Think that 75-year lease on Chicago's parking meters was a faulty, rushed deal? Then we've got good news for you: Chicago's Inspector General agrees with you.
David Hoffman said city officials ignored long-term consequences in a "hasty" effort to solve short-term budget problems when they agreen to the $1.15 billion deal to privatize the parking meter-system. The 45-page report, released Tuesday, (.pdf) says an investigation shows officials didn't consider viable alternatives or provide any meaningful public review of the decision.
The sentiment echos those published in the Chicago Reader in April: "How Daley and his crew hid their process from the public, ignored their own rules, railroaded the City Council, and screwed the taxpayers on the parking meter lease deal," the sub-head of the cover story said.

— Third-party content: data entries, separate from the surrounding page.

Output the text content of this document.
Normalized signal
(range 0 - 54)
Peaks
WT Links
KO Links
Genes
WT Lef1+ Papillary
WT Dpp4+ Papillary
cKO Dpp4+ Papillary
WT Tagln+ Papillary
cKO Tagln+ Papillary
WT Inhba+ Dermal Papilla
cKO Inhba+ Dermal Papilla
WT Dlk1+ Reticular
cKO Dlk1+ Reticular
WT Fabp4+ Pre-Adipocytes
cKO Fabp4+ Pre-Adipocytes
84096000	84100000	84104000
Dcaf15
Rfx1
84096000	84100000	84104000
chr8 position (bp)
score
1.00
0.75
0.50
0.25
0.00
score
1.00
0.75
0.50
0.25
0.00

The city said they hired a third party who valued the parking meters between $650 million to $1.2 billion, but the Hoffman argues that the meters were worth much more than that. Their conservative estimate adds up to $2.13 billion, a number that suggests Chicago taxpayers got a raw deal and missed out on $974 million over the 75 years (that's 3,896,000,000 quarters).
The details of the lease agreement were revealed for the first time on Dec. 2, 2008. The City Council approved it two days later. Months later, some aldermen began to think their decision to lease was a bad one.
"There was no meaningful public review of the decision," Hoffman wrote.
Mayor Richard Daley said the city needed the money and went with the highest bidder.
"If we didn't have this money, you had better believe we would be in the tank," the mayor said.